Waiting for Codein to kick in
Sure, call me a drug abuser. I took 2 of them. Left over from 6 months ago when I had my wisdom teeth taken out. I feel like shit today. So much going on…
I got one of my employees promoted. I asked my store manager to do what he needed, and to make a long story short, she hasn’t excepted yet, but she’s asking for the ceiling of her position, and I’m almost positive she got it. But its not for sure.
she’s also treating me as though I’m not working hard enough or something, like if I’m off somewhere, I’m not doing my job. And its starting to spread to my store manager. Its like he’s watching over me all the time.
So today, I showed up at work, only to realize I wasn’t scheduled to work – and its ME that makes the god damn schedule!
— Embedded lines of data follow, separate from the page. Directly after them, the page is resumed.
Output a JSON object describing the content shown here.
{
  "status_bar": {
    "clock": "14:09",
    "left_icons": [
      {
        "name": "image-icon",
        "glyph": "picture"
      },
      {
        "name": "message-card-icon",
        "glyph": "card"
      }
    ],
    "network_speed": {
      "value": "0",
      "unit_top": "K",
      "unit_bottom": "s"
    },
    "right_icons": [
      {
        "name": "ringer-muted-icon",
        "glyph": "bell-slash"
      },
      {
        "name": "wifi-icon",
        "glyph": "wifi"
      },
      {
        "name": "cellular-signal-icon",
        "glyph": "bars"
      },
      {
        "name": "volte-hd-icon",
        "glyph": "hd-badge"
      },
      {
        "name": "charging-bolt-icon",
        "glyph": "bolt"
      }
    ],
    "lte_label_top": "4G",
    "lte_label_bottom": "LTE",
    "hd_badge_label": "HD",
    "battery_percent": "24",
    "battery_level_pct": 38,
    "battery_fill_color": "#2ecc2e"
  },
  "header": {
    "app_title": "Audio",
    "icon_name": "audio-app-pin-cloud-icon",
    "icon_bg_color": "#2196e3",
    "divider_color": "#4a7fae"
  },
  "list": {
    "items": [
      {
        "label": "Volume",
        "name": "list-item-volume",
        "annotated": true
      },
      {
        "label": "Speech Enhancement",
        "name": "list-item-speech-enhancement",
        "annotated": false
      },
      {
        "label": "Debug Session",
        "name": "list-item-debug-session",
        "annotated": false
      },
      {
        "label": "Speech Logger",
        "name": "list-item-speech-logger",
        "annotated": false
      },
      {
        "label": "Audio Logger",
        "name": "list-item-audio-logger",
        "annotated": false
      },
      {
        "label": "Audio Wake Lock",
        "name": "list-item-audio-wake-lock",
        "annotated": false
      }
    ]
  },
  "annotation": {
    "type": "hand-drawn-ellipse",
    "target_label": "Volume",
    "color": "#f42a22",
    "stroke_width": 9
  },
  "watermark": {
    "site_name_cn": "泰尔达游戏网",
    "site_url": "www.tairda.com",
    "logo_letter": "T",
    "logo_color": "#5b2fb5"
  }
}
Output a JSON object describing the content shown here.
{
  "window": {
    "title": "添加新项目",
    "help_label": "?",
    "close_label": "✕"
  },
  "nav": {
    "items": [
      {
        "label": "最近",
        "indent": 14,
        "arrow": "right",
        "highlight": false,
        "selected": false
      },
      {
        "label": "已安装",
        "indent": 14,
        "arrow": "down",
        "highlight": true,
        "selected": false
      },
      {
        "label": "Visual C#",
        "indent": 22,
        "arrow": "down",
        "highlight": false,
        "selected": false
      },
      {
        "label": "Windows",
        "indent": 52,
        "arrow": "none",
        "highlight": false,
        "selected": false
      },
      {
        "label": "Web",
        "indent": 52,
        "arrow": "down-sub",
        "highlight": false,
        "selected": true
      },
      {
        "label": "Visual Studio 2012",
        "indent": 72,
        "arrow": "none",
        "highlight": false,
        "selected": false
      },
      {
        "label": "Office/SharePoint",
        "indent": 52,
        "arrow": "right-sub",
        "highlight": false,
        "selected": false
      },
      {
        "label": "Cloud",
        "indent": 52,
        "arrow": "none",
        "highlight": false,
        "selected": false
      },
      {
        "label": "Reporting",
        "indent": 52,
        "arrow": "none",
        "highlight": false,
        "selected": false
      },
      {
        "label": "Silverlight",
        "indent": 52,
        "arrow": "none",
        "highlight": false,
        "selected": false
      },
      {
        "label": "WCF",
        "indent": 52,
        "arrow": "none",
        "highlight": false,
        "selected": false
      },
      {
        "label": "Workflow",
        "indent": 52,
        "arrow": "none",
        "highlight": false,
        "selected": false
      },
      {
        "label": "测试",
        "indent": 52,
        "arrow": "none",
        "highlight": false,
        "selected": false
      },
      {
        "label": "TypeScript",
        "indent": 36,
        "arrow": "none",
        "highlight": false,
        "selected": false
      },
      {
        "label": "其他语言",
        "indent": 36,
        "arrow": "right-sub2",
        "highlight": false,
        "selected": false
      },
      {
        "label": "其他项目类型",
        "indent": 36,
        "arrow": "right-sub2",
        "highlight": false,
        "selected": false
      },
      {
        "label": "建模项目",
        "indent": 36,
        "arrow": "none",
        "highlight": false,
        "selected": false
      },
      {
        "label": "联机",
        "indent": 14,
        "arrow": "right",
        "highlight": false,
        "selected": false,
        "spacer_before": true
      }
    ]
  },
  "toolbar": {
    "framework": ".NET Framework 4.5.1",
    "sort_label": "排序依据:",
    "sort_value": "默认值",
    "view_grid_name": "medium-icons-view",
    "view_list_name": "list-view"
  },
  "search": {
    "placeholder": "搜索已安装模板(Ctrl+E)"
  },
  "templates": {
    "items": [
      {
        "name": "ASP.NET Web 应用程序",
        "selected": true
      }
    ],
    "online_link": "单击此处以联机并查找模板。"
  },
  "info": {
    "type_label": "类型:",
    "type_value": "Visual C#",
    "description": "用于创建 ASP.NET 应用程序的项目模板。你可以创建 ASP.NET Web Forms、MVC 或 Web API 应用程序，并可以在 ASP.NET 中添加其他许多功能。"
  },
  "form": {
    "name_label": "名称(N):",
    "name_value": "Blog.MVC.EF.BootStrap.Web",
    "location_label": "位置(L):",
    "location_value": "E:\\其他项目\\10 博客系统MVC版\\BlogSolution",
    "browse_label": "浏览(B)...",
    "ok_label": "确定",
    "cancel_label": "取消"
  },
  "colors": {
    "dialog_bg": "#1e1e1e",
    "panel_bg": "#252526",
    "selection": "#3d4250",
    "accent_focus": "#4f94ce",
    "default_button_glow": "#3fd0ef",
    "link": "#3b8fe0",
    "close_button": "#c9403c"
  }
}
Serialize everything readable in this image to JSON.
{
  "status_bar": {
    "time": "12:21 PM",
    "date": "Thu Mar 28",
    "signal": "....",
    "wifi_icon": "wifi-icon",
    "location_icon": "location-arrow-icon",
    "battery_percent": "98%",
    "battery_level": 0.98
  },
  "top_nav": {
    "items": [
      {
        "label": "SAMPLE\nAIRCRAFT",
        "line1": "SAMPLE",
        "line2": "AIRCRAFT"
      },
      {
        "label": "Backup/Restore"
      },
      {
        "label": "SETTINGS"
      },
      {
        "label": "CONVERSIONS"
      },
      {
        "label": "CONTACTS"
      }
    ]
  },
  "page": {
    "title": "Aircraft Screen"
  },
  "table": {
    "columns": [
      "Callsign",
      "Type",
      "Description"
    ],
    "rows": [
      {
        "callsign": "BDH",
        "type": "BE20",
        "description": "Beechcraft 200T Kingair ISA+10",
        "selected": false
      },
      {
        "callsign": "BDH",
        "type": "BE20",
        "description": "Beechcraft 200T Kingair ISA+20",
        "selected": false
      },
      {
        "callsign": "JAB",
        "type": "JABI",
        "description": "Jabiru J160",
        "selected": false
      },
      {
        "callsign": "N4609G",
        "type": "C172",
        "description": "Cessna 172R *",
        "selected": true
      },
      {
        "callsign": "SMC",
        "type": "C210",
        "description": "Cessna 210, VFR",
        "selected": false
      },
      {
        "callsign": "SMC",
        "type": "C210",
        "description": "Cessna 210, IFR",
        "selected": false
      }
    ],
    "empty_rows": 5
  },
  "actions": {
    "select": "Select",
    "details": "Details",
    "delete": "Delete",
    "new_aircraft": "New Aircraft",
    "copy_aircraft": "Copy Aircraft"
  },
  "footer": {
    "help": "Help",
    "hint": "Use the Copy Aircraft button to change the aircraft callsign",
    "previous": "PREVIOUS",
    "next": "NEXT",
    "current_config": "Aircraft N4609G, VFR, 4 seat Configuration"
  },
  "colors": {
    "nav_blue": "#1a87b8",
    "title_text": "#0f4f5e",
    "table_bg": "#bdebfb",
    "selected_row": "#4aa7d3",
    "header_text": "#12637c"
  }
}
My employee was doing what I trained her to do, and this other dpeartment manager was beside her on a computer that happens to be the only one with this sales program. The manager that was on the computer had already specifically told me not to use it because it is the only one with the program I’m referring to. I jokingly made a comment about how she told me not to use it if I could avoid it. And she “joked” back about how I wasn’t supposed to be there and I screwed it all up.
So I went to another computer to look at something else related to it, and she said “how is S supposed to learn if you’re doing it all for her?”
I said, “I’m NOT doing anything that S is supposed to do!”
Her reply? “Go HOME!”
Oh, I’m home. Bawled my eyes out the whole fucking way… And took codein when I got home. I need to sleep. And somehow rid myself of this ball of pain in my chest.
If she gets paid what she asked for, I will quit on the spot. Because its not just a slap in the face to me, but to all the people that work there and work so hard.
And they have to understand, there’s a difference between me and a lot of the other people that work there, I work there because I have chosen to, I don’t have to.